Andrew Crescenzi (last rank: 29)
Crescenzi couldn't manage to establish himself among the Marlies regular forwards, playing 32 games before being traded to Los Angeles and being assigned to the Manchester Monarchs, where he is expected to return this year.
Kenny Ryan (last rank: 25)
The former second round pick in 2009 had carved himself out a nice role as a depth forward for the Marlies, and had done enough to earn his way back into our list. He had another decent season in a similar role, chipping in 16 points in 50 games for the Marlies, but the Leafs did not tender Ryan a qualifying offer.
Jerry D'Amigo (last rank: 11)
D'Amigo continued to be an effective two-way forward for the Marlies, and took advantage of some injuries to the parent club to provide a glimpse of his potential as an NHL energy player, picking up his first NHL goal (chronicled on HBO's 24/7 no less) along the way. D'Amigo will try and break through to the NHL with the Columbus Blue Jackets, after being traded in the offseason in exchange for former Leaf Matt Frattin.
Jesse Blacker (last rank: 10)
A full complement of capable defence on last season's Toronto Marlies meant someone would be on the outside looking in, and that was the former 2nd round pick Blacker. The Leafs would move him to the Anaheim Ducks as part of the trade for Peter Holland. Blacker again established himself as a strong AHL defenceman with the Norfolk Admirals, setting a career high for points in the AHL. He'll look to build on that performance this year again in Norfolk.
Joe Colborne (last rank: 6)
The Leafs, facing a precarious cap situation to begin the season, did not seem to have a place for Colborne at the beginning of the season. Rather than risk losing him on waivers, former Leaf boss Brian Burke, now helming the Calgary Flames, engineered a no-risk acquisition of the player he had once acquired as the centrepiece of the Tomas Kaberle trade. The former Bruins 1st rounder had an effective season as a bottom six option for a goal-starved Flames team.

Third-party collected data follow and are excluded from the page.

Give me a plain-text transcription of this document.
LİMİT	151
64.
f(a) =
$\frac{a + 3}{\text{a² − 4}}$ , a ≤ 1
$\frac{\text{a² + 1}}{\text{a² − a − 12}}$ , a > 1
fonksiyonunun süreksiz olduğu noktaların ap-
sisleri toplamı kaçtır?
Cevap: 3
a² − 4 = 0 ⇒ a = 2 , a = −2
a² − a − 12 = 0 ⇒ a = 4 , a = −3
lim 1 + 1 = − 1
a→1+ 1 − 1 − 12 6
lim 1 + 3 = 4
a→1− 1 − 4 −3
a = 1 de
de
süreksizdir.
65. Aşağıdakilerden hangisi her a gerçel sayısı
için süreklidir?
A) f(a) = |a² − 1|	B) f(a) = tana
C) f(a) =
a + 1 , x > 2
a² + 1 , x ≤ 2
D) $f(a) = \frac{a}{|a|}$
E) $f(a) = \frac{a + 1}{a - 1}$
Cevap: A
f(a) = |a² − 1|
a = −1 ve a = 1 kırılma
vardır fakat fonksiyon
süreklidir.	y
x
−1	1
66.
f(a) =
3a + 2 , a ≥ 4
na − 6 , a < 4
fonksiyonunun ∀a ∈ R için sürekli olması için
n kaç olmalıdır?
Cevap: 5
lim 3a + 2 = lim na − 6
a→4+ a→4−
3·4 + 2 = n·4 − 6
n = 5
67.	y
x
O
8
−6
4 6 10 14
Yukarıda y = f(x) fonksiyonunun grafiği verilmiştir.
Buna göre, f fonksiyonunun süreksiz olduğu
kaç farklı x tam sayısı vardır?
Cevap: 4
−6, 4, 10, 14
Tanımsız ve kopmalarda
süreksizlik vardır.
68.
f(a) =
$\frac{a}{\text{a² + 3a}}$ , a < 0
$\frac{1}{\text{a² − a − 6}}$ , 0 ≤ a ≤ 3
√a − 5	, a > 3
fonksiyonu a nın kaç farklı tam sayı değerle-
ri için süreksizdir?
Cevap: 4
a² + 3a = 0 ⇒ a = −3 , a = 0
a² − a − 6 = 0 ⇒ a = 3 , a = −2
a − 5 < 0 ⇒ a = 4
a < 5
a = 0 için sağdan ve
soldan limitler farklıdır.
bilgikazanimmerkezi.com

Jonathan Bernier (last rank: 5)
Though 25 years old at the time of the article, Bernier was 24 at the time of voting, which made the newly acquired goaltender from the Los Angeles Kings eligible for the list. Bernier flourished given the opportunity to play regularly, providing stellar goaltending that for a long time seemed possible to replicate the Leafs succss from the previous season that saw them sneak into the playoffs. Unfortunately, the wheels came flying off after the Olympics, as a groin injury and overall awful play from the entire team saw Bernier's play tail off. Two things to watch for this season are whether Bernier can repeat last season's performance, and what the newly analytics-savvy Leaf front office decides to do with Bernier's pending contract extension.
James Van Riemsdyk (last rank: 1)
JVR was the eventual winner in a closely contested three-man race to succeed Phil Kessel as our top ranked Maple Leaf under the age of 25, as he edged out Jake Gardiner and Nazem Kadri. In the season, van Riemsdyk emphatically solidified his claim to the title, meshing wonderfully with Kessel and Tyler Bozak to give the Leafs a dangerous first line. JVR scored 30 goals and had 61 points (both career highs), and got to represent the USA at the Olympics. Now 25, he relinquishes the title but remains a relied upon offensive threat for the Maple Leafs.